Laboratoire de groove universel, composé des virtuoses Vincent Cello Segal et Cyril Bum Atef, Bumcello produit comme nul autre de splendides mélopées bigarrées, nées de l’enchevêtrement de multiples influences, assimilées par les 2 lascars lors de leurs exotiques périgrinations et rencontres.
Fourmillant d’idées et avides de collaborations, ils purent exprimer tout leur talent lors de multiples collaborations (-M- étant la plus connue, mais Brigitte Fontaine, Dick Annegarn, Vic Moan, notamment, s’affichent également sur leur carte de visite).
C’est cependant au sein de leur propre formation duettiste, au son complexe, qu’ils expriment pleinement leur potentiel : seuls sur scène, ils produisent un barouf infernal que l’on croirait livré par une multitude de musiciens..
Il n’en est rien, miracle de la technique oblige : recourant à un auto-sampling permanent, qui leur permet de multiplier les boucles sonores, ils dirigent leurs expérimentations d’un soir vers des abîmes douceureux, mêlant mélodies arabisantes, samba brésilienne ou fiesta latine.
Le groove jamais ne trépasse, même dans les relâchements d’un instant, propices à bien des rebondissements dans les structures de morceaux complexes, développés sur des rythmiques house ou drum’n’bass.

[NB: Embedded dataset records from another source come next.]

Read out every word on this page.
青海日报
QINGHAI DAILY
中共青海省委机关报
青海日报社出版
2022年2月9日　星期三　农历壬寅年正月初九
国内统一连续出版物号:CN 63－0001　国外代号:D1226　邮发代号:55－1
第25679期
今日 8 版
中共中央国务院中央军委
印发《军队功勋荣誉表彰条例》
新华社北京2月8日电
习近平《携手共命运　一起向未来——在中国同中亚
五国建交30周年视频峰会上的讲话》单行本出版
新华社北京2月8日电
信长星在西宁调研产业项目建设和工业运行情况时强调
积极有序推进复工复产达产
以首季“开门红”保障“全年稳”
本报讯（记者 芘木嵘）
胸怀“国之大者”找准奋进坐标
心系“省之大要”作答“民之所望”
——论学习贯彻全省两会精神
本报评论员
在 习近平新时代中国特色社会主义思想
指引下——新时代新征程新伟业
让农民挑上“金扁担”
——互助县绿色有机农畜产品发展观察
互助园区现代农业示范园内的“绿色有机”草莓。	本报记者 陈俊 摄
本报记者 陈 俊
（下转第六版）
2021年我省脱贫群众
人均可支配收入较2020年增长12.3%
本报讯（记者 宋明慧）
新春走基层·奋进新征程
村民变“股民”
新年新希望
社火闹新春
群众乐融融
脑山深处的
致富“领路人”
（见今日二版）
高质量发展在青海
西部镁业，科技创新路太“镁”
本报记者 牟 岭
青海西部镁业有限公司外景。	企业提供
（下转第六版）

On aimerait, des heures et des heures durant, s’immiscer en continu dans leur univers envoûtant et ô combien original : performance que les heureux privilégiés qui purent assister ce printemps à leurs 9 concerts du Nouveau Casino, où ils étaient en résidence, purent tutoyer, les prestations des compères étant toujours différentes…

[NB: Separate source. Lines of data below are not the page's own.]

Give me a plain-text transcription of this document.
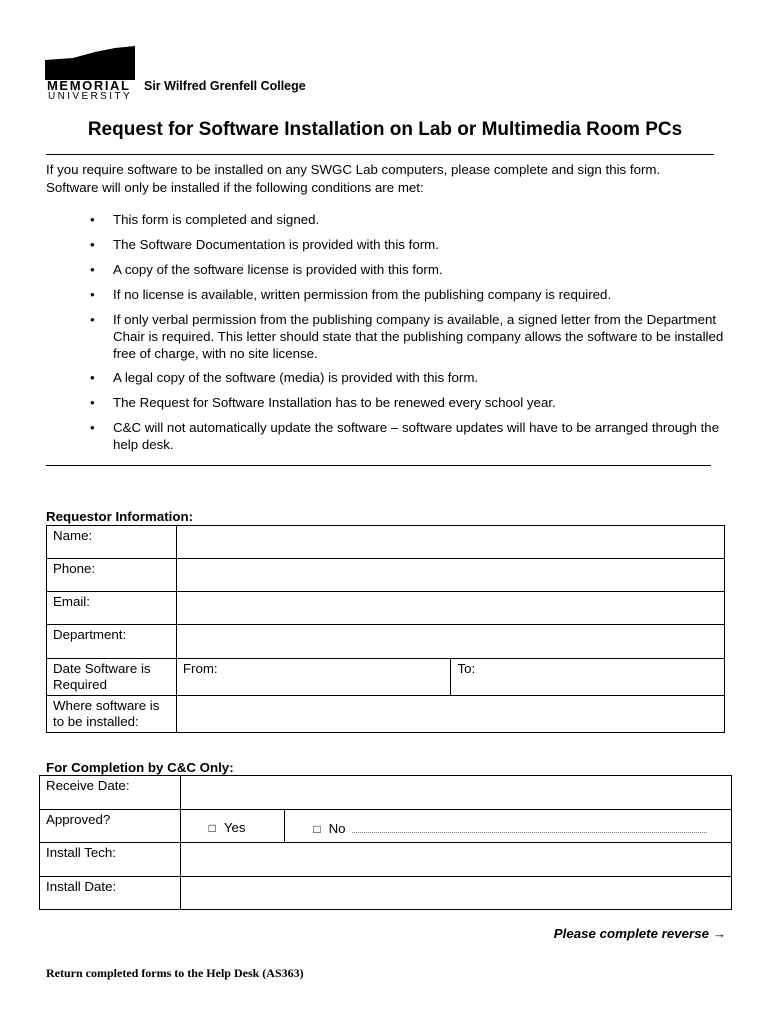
MEMORIAL
UNIVERSITY
Sir Wilfred Grenfell College
Request for Software Installation on Lab or Multimedia Room PCs
If you require software to be installed on any SWGC Lab computers, please complete and sign this form.
Software will only be installed if the following conditions are met:
•	This form is completed and signed.
•	The Software Documentation is provided with this form.
•	A copy of the software license is provided with this form.
•	If no license is available, written permission from the publishing company is required.
•	If only verbal permission from the publishing company is available, a signed letter from the Department Chair is required. This letter should state that the publishing company allows the software to be installed free of charge, with no site license.
•	A legal copy of the software (media) is provided with this form.
•	The Request for Software Installation has to be renewed every school year.
•	C&C will not automatically update the software – software updates will have to be arranged through the help desk.
Requestor Information:
Name:		
Phone:		
Email:		
Department:		
Date Software is Required	From:	To:
Where software is to be installed:		
For Completion by C&C Only:
Receive Date:		
Approved?	□ Yes	□ No
Install Tech:		
Install Date:		
Please complete reverse →
Return completed forms to the Help Desk (AS363)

Un autre qui ne connaît manifestement pas non plus de problèmes de prolixité, c’est bien Philippe Katerine, dandy nantais à la naiveté savamment travaillée.
Trouvant avec boheur semble-il ses idées dans le bras de Morphée, ce Gainsbourg à la petite semaine donne sur les planches de la Scène, pour le plus grand bonheur des auditeurs de La Bande Passante, une performance ébourrifante.
Ses Recyclers, réponse évidente aux A.S Dragon de son canarade de jeu Bertrand Burgalat y sont sans doute pour beaucoup, ce backing-band seyant au mieux aux mélodies alambiquées de ce vendéen admiré des petites japonaises..
A la fois très tendance et intemporel (voir parallèlement le succès d’un Mathieu Boogaerts proche de son écriture ironique), L’homme à trois mains cultive comme à son habitude son humour décalé et parfois cinglant dans son prochain album à paraître le 4 novembre prochain sur le mythique label Barclay, le même décidément, que celui du fumeur de Gitanes.
Insolence et sophistication y sont encore une fois au rendez-vous, comme en témoignent Les Grands Restaurants ou Barbecue à l’Elysée, mutine comptine où défilent nombre figures de l’histoire contemporaine (Elvis, Charles Trenet, Franck Sinatra …), à en rendre jaloux son hôte actuel.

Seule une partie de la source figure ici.